The flame for this year's London Olympics, scheduled to arrive in Britain on May 18, will land at a military base in Cornwall before starting the torch relay that will end with the Games' opening ceremony on July 27, documents revealed on Wednesday.
"The Olympic flame will be flown into the Royal Naval Air Station Culdrose near Helston in Cornwall," London torch relay organisers wrote in the planning documents.
"Culdrose is first and foremost a Royal Navy search and rescue service," it said.
In the most recent Olympics of Athens in 2004 and Beijing in 2008, the flame arrived at the commercial airports of those capitals instead of military bases.
The London Games flame will be lit on May 10 in Olympia, Greece, site of the ancient Olympics before a short Greek relay and the official handover ceremony in Athens for the start of the British leg.
The 70-day torch relay will travel some 12,800 kms around Britain, taking in 1,018 villages and the 1,085-metre summit of Snowdon.

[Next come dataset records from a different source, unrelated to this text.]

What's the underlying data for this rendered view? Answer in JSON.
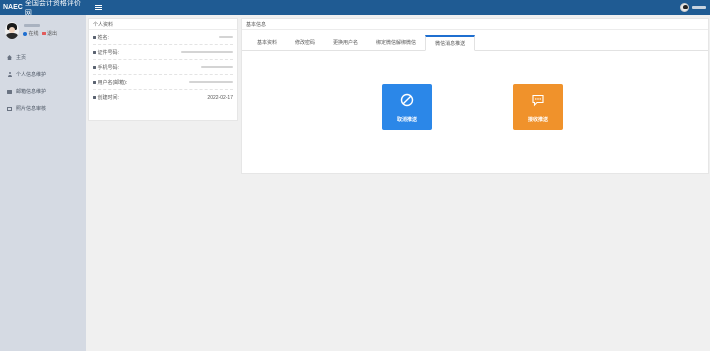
{
  "header": {
    "brand_bold": "NAEC",
    "brand_text": "全国会计资格评价网",
    "menu_icon": "hamburger-icon"
  },
  "sidebar": {
    "status": {
      "online": "在线",
      "logout": "退出"
    },
    "items": [
      {
        "label": "主页",
        "icon": "home-icon"
      },
      {
        "label": "个人信息维护",
        "icon": "user-icon"
      },
      {
        "label": "邮箱信息维护",
        "icon": "id-card-icon"
      },
      {
        "label": "照片信息审核",
        "icon": "image-icon"
      }
    ]
  },
  "profile": {
    "title": "个人资料",
    "rows": [
      {
        "label": "姓名:"
      },
      {
        "label": "证件号码:"
      },
      {
        "label": "手机号码:"
      },
      {
        "label": "用户名(邮箱):"
      },
      {
        "label": "创建时间:",
        "value": "2022-02-17"
      }
    ]
  },
  "basic": {
    "title": "基本信息",
    "tabs": [
      "基本资料",
      "修改密码",
      "更换用户名",
      "绑定微信解绑微信",
      "微信消息推送"
    ],
    "active_tab": 4,
    "tiles": {
      "cancel": {
        "label": "取消推送",
        "icon": "prohibited-icon",
        "color": "#2b87e8"
      },
      "accept": {
        "label": "接收推送",
        "icon": "message-icon",
        "color": "#f0922b"
      }
    }
  }
}
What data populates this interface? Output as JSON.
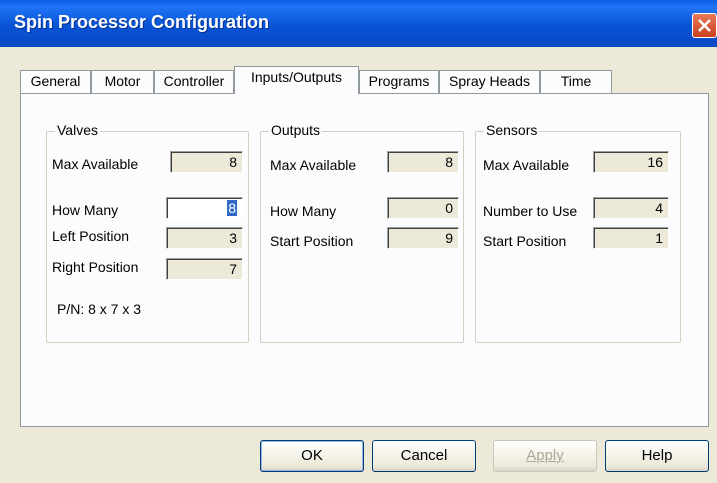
{
  "window": {
    "title": "Spin Processor Configuration"
  },
  "tabs": [
    {
      "label": "General"
    },
    {
      "label": "Motor"
    },
    {
      "label": "Controller"
    },
    {
      "label": "Inputs/Outputs"
    },
    {
      "label": "Programs"
    },
    {
      "label": "Spray Heads"
    },
    {
      "label": "Time"
    }
  ],
  "valves": {
    "legend": "Valves",
    "max_available_label": "Max Available",
    "max_available": "8",
    "how_many_label": "How Many",
    "how_many": "8",
    "left_position_label": "Left Position",
    "left_position": "3",
    "right_position_label": "Right Position",
    "right_position": "7",
    "pn_text": "P/N:  8 x 7 x 3"
  },
  "outputs": {
    "legend": "Outputs",
    "max_available_label": "Max Available",
    "max_available": "8",
    "how_many_label": "How Many",
    "how_many": "0",
    "start_position_label": "Start Position",
    "start_position": "9"
  },
  "sensors": {
    "legend": "Sensors",
    "max_available_label": "Max Available",
    "max_available": "16",
    "number_to_use_label": "Number to Use",
    "number_to_use": "4",
    "start_position_label": "Start Position",
    "start_position": "1"
  },
  "buttons": {
    "ok": "OK",
    "cancel": "Cancel",
    "apply": "Apply",
    "help": "Help"
  }
}
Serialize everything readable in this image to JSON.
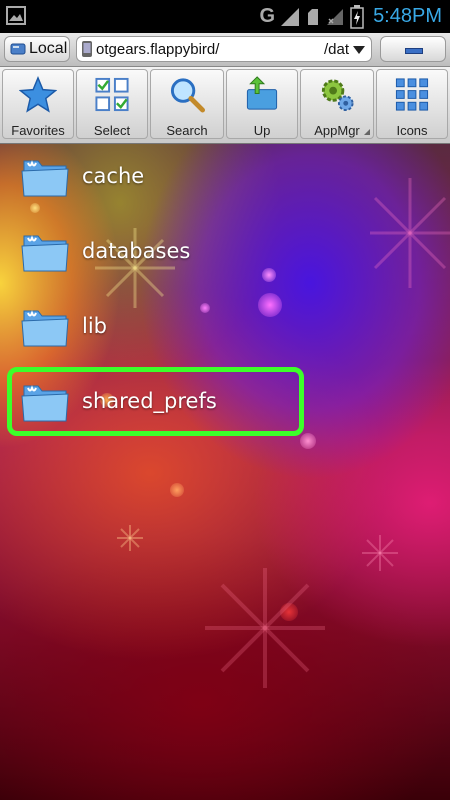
{
  "status_bar": {
    "network_label": "G",
    "clock": "5:48PM"
  },
  "address_bar": {
    "location_label": "Local",
    "path_text": "otgears.flappybird/",
    "path_tail": "/dat"
  },
  "toolbar": {
    "items": [
      {
        "label": "Favorites",
        "icon": "star-icon"
      },
      {
        "label": "Select",
        "icon": "checklist-icon"
      },
      {
        "label": "Search",
        "icon": "magnifier-icon"
      },
      {
        "label": "Up",
        "icon": "folder-up-icon"
      },
      {
        "label": "AppMgr",
        "icon": "gears-icon"
      },
      {
        "label": "Icons",
        "icon": "grid-icon"
      }
    ]
  },
  "files": [
    {
      "name": "cache"
    },
    {
      "name": "databases"
    },
    {
      "name": "lib"
    },
    {
      "name": "shared_prefs",
      "highlighted": true
    }
  ],
  "colors": {
    "clock": "#39a9e6",
    "highlight": "#3cff2a"
  }
}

The relay will also take in landmarks around Britain with the flame travelling at times by canal boat, cable car, tram, steam train, hot air balloon and even motorcycle sidecar on the Isle of Man TT course.
More than 95 percent of the population will be within an hour of the route.
London has chosen a lower profile relay than the protest-marred international route to Beijing in 2008, which included the problematic ascent of Everest.
The flame will be carried by 8,000 torchbearers, taking in the outer reaches of Scotland, Wales and Northern Ireland as well as the Irish capital, Dublin, before reaching its final destination at the Olympic Stadium in east London for the opening ceremony on July 27.